In Figure 2, the UPGMA method is applied to the Figure 1 data sample. At each cycle of the method, the smallest entry is located, and the entries intersecting at that cell are "joined." The height of the branch for this junction is one-half the value of the smallest entry. Thus, since the smallest entry at the beginning is 1 (between B=man and F=monkey), B and F are joined with branch heights of 0.5 (=1.0/2). Then, the comparison matrix is reduced by combining cells. These combinations are indicated with colors in Figure 2. For example, the comparisons of A to B (19.0) and A to F (18.0) are consolidated as 18.5 = (19.0+18.0)/2 (red cells), while the comparisons of E to B (36.0) and E to F (35.0.0) are consolidated as 35.5 = (36.0+35.0)/2 (blue cells).
The process is repeated on the reduced comparison matrix, resulting in a smaller matrix with each cycle. When the matrix is completely reduced, the calculation is finished.
Figure 2. Application of UPGMA Clustering Technique.
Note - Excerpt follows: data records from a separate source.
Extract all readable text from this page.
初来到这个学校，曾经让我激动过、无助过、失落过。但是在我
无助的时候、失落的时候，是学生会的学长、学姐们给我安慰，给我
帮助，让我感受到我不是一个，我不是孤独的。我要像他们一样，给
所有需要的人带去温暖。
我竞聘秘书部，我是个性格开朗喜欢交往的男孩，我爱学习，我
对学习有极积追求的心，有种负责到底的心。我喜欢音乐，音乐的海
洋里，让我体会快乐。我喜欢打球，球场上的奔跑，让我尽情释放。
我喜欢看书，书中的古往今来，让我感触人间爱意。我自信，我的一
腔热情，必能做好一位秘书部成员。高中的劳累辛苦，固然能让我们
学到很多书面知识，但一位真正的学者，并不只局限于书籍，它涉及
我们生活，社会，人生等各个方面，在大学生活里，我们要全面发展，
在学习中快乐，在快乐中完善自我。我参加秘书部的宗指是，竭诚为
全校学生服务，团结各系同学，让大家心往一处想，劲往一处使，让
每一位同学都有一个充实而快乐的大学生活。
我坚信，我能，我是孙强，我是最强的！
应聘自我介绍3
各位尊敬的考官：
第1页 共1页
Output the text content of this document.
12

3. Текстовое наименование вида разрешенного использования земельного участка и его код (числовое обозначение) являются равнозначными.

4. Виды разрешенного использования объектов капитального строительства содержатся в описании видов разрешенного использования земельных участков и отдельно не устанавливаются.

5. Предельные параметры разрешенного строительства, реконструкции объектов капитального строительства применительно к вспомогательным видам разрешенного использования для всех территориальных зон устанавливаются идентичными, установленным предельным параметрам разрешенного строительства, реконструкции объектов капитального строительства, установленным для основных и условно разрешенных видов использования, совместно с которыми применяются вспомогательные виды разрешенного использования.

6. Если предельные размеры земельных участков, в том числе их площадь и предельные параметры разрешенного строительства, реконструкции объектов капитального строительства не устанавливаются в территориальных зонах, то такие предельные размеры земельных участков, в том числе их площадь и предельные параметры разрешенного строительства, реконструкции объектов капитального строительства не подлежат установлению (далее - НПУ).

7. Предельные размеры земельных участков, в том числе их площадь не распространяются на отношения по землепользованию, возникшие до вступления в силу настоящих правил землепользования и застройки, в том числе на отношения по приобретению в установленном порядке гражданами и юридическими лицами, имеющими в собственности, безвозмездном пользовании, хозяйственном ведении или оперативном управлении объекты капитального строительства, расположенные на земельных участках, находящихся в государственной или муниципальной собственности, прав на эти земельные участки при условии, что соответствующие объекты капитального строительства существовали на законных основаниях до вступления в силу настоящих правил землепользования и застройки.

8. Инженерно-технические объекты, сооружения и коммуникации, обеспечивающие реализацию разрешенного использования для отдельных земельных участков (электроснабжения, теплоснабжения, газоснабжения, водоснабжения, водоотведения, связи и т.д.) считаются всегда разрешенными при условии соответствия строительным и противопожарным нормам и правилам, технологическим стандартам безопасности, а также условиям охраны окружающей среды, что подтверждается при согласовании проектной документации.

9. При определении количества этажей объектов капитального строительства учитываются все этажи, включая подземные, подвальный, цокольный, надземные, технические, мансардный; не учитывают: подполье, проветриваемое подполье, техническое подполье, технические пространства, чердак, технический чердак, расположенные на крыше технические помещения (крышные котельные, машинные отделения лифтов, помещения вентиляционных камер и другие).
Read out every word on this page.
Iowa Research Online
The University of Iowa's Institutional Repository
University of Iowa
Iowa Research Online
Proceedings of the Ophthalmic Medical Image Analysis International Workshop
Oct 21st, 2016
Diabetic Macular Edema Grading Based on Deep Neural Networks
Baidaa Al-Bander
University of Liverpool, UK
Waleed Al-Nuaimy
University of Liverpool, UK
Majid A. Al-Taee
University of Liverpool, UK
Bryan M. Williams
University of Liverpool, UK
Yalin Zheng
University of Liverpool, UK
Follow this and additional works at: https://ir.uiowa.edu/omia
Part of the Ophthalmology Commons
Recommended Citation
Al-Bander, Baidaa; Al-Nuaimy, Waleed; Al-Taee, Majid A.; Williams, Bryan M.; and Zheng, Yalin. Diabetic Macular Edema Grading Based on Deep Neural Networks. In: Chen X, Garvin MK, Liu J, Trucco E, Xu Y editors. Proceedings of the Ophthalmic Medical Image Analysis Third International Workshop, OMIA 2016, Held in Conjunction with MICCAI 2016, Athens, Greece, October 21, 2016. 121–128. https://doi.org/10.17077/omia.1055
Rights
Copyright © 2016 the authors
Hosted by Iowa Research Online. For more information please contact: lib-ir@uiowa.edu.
The final phylogeny calculated from the Figure 1 data is shown in Figure 3. It is in perfect accord with the fossil record, showing fish ancestral to reptiles, reptiles ancestral to mammals, birds splitting from reptiles after the reptile/mammal split, and so forth. The lengths of branches indicate time since last common ancestry; for example, moths and tuna (18.2 branch length) separated long before turtles and chickens (4.0 branch length).
Figure 3. Results of UPGMA Clustering Technique.
What makes such calculations of phylogenies interesting is the fact that the results so often agree with evolutionary trees developed from other methods (anatomy, fossils, or other proteins or genes). Indeed, molecular comparisons provide ample "repeat experiments" of the hypothesis of evolution.